Si la lutte politique représentait un territoire inconnu pour beaucoup d’entre elles, les conservatrices n’étaient pas pour autant absentes des milieux associatifs et militants. Notre étude d’un échantillon de candidatures aux postes de responsable d’antenne d’Eagle Forum à travers les États-Unis (mentionnée en note 16) a montré que la plupart des femmes intéressées par l’organisation de Phyllis Schlafly à sa création avait eu une expérience bénévole antérieure, surtout dans les milieux religieux et scolaires mais aussi dans des associations de femmes ou de jeunesse et dans le Parti républicain. La culture valorisée du bénévolat, et plus généralement de la philanthropie, des classes aisées explique en partie cet engagement des conservatrices. L’investissement personnel des femmes en direction d’organismes sociaux et culturels était en effet un marqueur de classe, signalant une certaine respectabilité et donc un devoir situé en dehors du foyer. Le champ d’action des femmes conservatrices semble ainsi avoir été plus vaste qu’il n’y paraît. Nos conclusions rejoignent celles d’autres historiennes qui ont mis au jour les mobilisations des conservatrices et ainsi fait la preuve de leur intérêt pour la chose publique et la politisation de problèmes d’ordre privé. Michelle Nickerson a par exemple examiné les milieux de droite dans le Los Angeles des années 1950 et a révélé « une sous-culture qui émerge chez les femmes de la base, avant tout dans les coulisses du mouvement conservateur naissant » (Nickerson 2012 : xiii)21. Les conservatrices de cette époque étaient alors surtout préoccupées par la lutte contre le communisme et celle contre l’élargissement des pouvoirs de l’État fédéral, d’où leur soutien enthousiaste au candidat conservateur Barry Goldwater en 1964. Grâce à une étude ciblée du comté d’Orange, Lisa McGirr a elle aussi montré l’importance du militantisme local des conservateurs et conservatrices en expliquant comment, depuis leurs communautés suburbaines de la Sunbelt, ils parvinrent à transformer la droite en acteur politique de premier plan (McGirr 2001).
Les femmes semblent avoir été un atout particulièrement précieux, comme en témoigne la publication par le stratégiste Russell Kirk d’un livret à leur attention intitulé An Intelligent Woman’s Guide to Conservatism (1957)22. Un document des archives de Phyllis Schlafly, analysant l’essai de Kirk, montre que les hommes conservateurs avaient bien conscience du potentiel militant du sexe opposé et qu’ils exhortaient les femmes à puiser dans leur foi l’énergie nécessaire à la croisade morale portée par le mouvement23. On note ainsi que certaines femmes conservatrices s’activaient déjà en dehors de leur foyer, bien avant le cri de ralliement de Phyllis Schlafly24. Elles étaient l’avant-poste du conservatisme mais elles demeuraient paradoxalement invisibles. Cela tient du format que prenait souvent leur mobilisation. Catherine Rymph a montré qu’au sein du Parti républicain elles étaient reléguées aux tâches subalternes du militantisme, voire aux « tâches ménagères » (Rymph 2006 : 4)25. La mobilisation féminine à droite avait lieu dans les coulisses, en général loin des agitations du jeu électoral.
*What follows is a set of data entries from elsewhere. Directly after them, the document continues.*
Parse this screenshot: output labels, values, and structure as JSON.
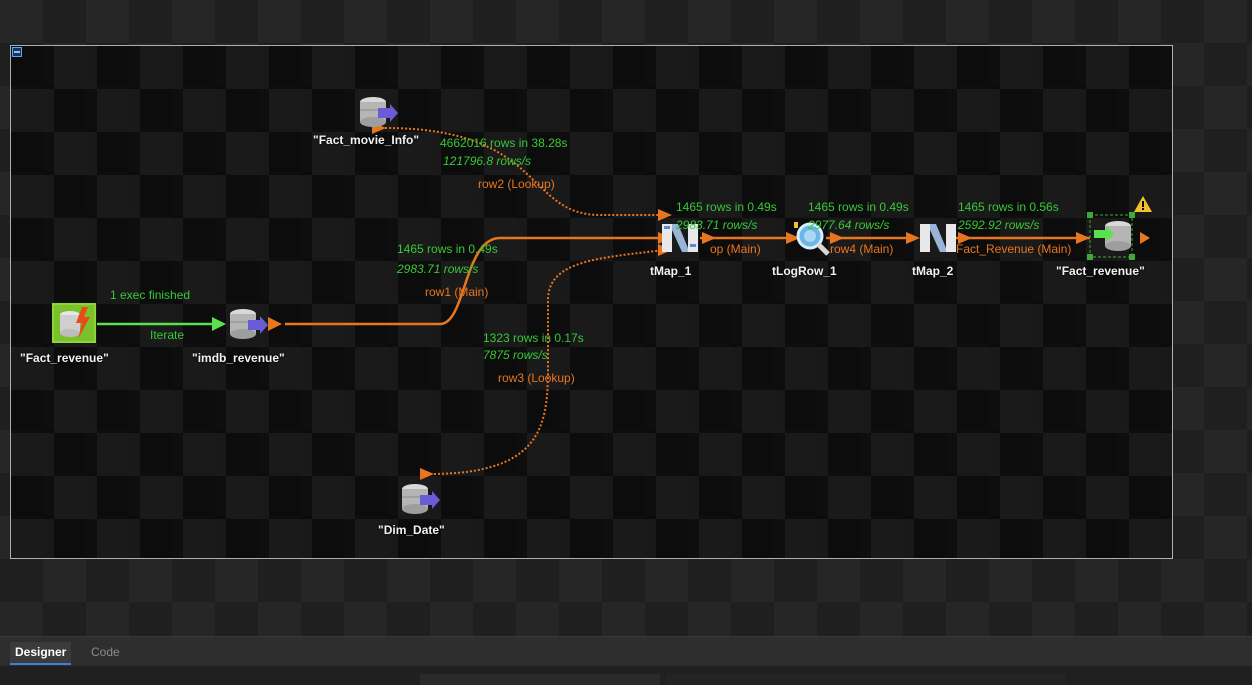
{
  "tabs": {
    "designer": "Designer",
    "code": "Code"
  },
  "components": {
    "fact_revenue_input": "\"Fact_revenue\"",
    "imdb_revenue": "\"imdb_revenue\"",
    "fact_movie_info": "\"Fact_movie_Info\"",
    "dim_date": "\"Dim_Date\"",
    "tmap_1": "tMap_1",
    "tlogrow_1": "tLogRow_1",
    "tmap_2": "tMap_2",
    "fact_revenue_output": "\"Fact_revenue\""
  },
  "links": {
    "iterate": {
      "label": "Iterate",
      "status": "1 exec finished"
    },
    "row1": {
      "label": "row1 (Main)",
      "stats": "1465 rows in 0.49s",
      "rate": "2983.71 rows/s"
    },
    "row2": {
      "label": "row2 (Lookup)",
      "stats": "4662016 rows in 38.28s",
      "rate": "121796.8 rows/s"
    },
    "row3": {
      "label": "row3 (Lookup)",
      "stats": "1323 rows in 0.17s",
      "rate": "7875 rows/s"
    },
    "out_main": {
      "label": "op (Main)",
      "stats": "1465 rows in 0.49s",
      "rate": "2983.71 rows/s"
    },
    "row4": {
      "label": "row4 (Main)",
      "stats": "1465 rows in 0.49s",
      "rate": "2977.64 rows/s"
    },
    "fact_revenue_link": {
      "label": "Fact_Revenue (Main)",
      "stats": "1465 rows in 0.56s",
      "rate": "2592.92 rows/s"
    }
  },
  "colors": {
    "main_link": "#e8761f",
    "iterate_link": "#5be04e",
    "stats_text": "#37c837",
    "frame_border": "#a9b0b8",
    "warning": "#f2c12e"
  }
}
2.2. Les bénéfices du « capital militant » des femmes conservatrices
Dès lors, ces mobilisations antérieures indiquent que les femmes conservatrices possédaient de nombreuses ressources économiques, sociales et culturelles, autant d’armes qui facilitaient la mobilisation dans l’espace public. Si elles pouvaient compter sur le soutien financier et émotionnel de leur époux, elles avaient aussi en leur possession un « capital militant » de grande valeur qui, « incorporé sous forme de techniques, de dispositions à agir, intervenir, ou tout simplement à obéir, (…) recouvr[ait] un ensemble de savoirs et savoir-faire mobilisables lors des actions collectives, des luttes inter ou intra-partisanes, mais aussi exportables, convertibles dans d’autres univers (…) » (Matonti & Poupeau 2004). La connaissance des milieux associatifs, et parfois politiques, favorisait ainsi la création d’une palette d’instruments de mobilisation – matériels et symboliques – démultipliant le potentiel militant.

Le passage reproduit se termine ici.